Its possible that I misread the comment; it seemed to state that this problem extended into safe Rust, which it definitely does not.
Think of two libraries that use unsafe Rust and interact with the same hardware, but work correctly when used on their own.

A program written only in pure not-unsafe Rust might use these two libraries in a way that breaks because the assertions the programmers of the libaries had, like for example having exclusive access to the hardware, are wrong now.

One could argue the pure not-unsafe Rust program is wrong, not the libraries.

I think klodolph's comment is very thoughtful and shows a good deal of experience and domain knowledge.

There is a conflation happening here. What is the nature of this bug when you compose these two libraries together?

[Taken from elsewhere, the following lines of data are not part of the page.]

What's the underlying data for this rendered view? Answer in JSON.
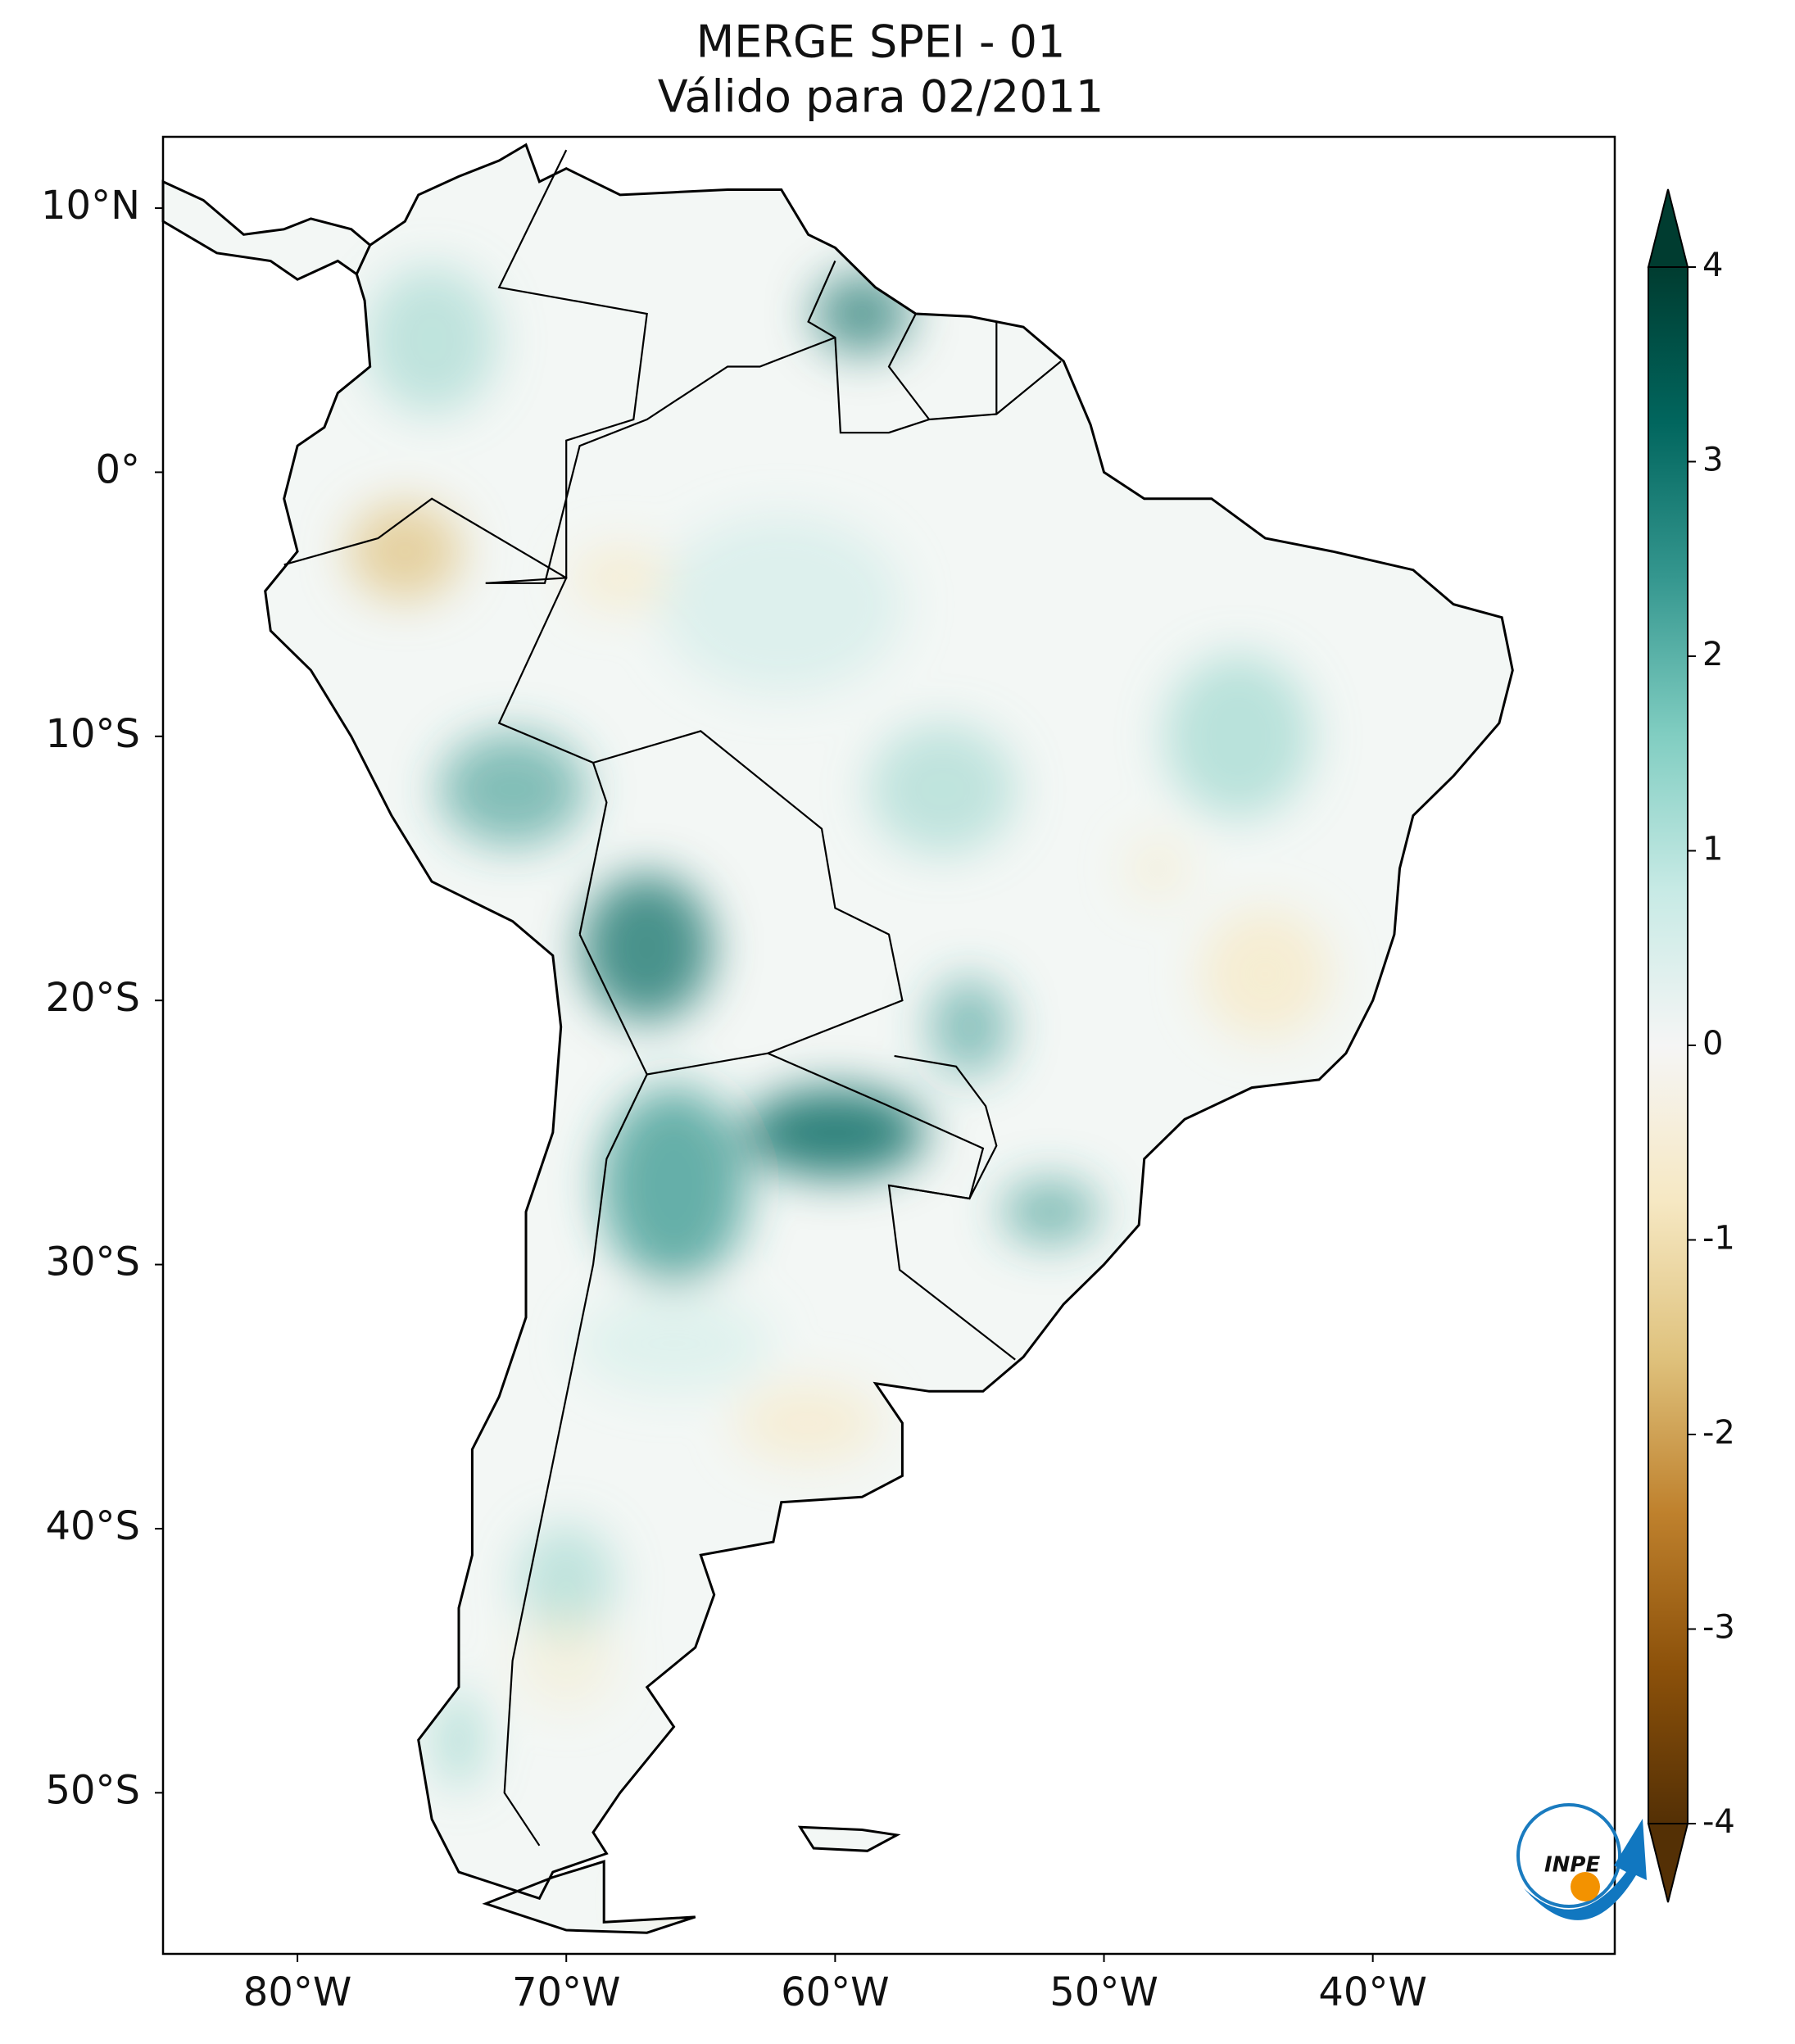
{
  "title": "MERGE   SPEI - 01",
  "subtitle": "Válido para 02/2011",
  "map": {
    "lon_range": [
      -85,
      -31
    ],
    "lat_range": [
      -56.1,
      12.7
    ],
    "lon_ticks": [
      {
        "value": -80,
        "label": "80°W"
      },
      {
        "value": -70,
        "label": "70°W"
      },
      {
        "value": -60,
        "label": "60°W"
      },
      {
        "value": -50,
        "label": "50°W"
      },
      {
        "value": -40,
        "label": "40°W"
      }
    ],
    "lat_ticks": [
      {
        "value": 10,
        "label": "10°N"
      },
      {
        "value": 0,
        "label": "0°"
      },
      {
        "value": -10,
        "label": "10°S"
      },
      {
        "value": -20,
        "label": "20°S"
      },
      {
        "value": -30,
        "label": "30°S"
      },
      {
        "value": -40,
        "label": "40°S"
      },
      {
        "value": -50,
        "label": "50°S"
      }
    ]
  },
  "colorbar": {
    "range": [
      -4,
      4
    ],
    "ticks": [
      -4,
      -3,
      -2,
      -1,
      0,
      1,
      2,
      3,
      4
    ],
    "colors": [
      "#543005",
      "#8c510a",
      "#bf812d",
      "#dfc27d",
      "#f6e8c3",
      "#f5f5f5",
      "#c7eae5",
      "#80cdc1",
      "#35978f",
      "#01665e",
      "#003c30"
    ]
  },
  "logo": {
    "text": "INPE"
  }
}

If it is a violation of Rust's safety guarantees, then at least one of those libraries has a bug, it is exposes a safe abstraction which is not actually safe. One could not argue that the safe Rust program is wrong; the library exposing an unsafe interface as safe is unarguably wrong.

If the library just behaves incorrectly in a manner disconnected from the type system because some global state was changed in a way it doesn't expect ("the hardware" in this case), then that's a normal bug & it is not connected to unsafe code at all.

> then at least one of those libraries has a bug

Yes, we agree about this point. However, the process for determining if these bugs exist is not well understood. That's what I mean when I say that this is not only a pedagogical problem--even Rust experts struggle to prove that a library containing "unsafe" blocks is safe, and more research into the area is needed.

My apologies if I misunderstood you - I read your comment as suggesting that safe abstractions are "leaky" and therefore create additional responsibilities for users to validate that they are using them safely when composing them together. This is not the case unless those abstractions are incorrect - which is the same situation you are with any language, just most languages those abstractions exist within the language runtime & not in libraries.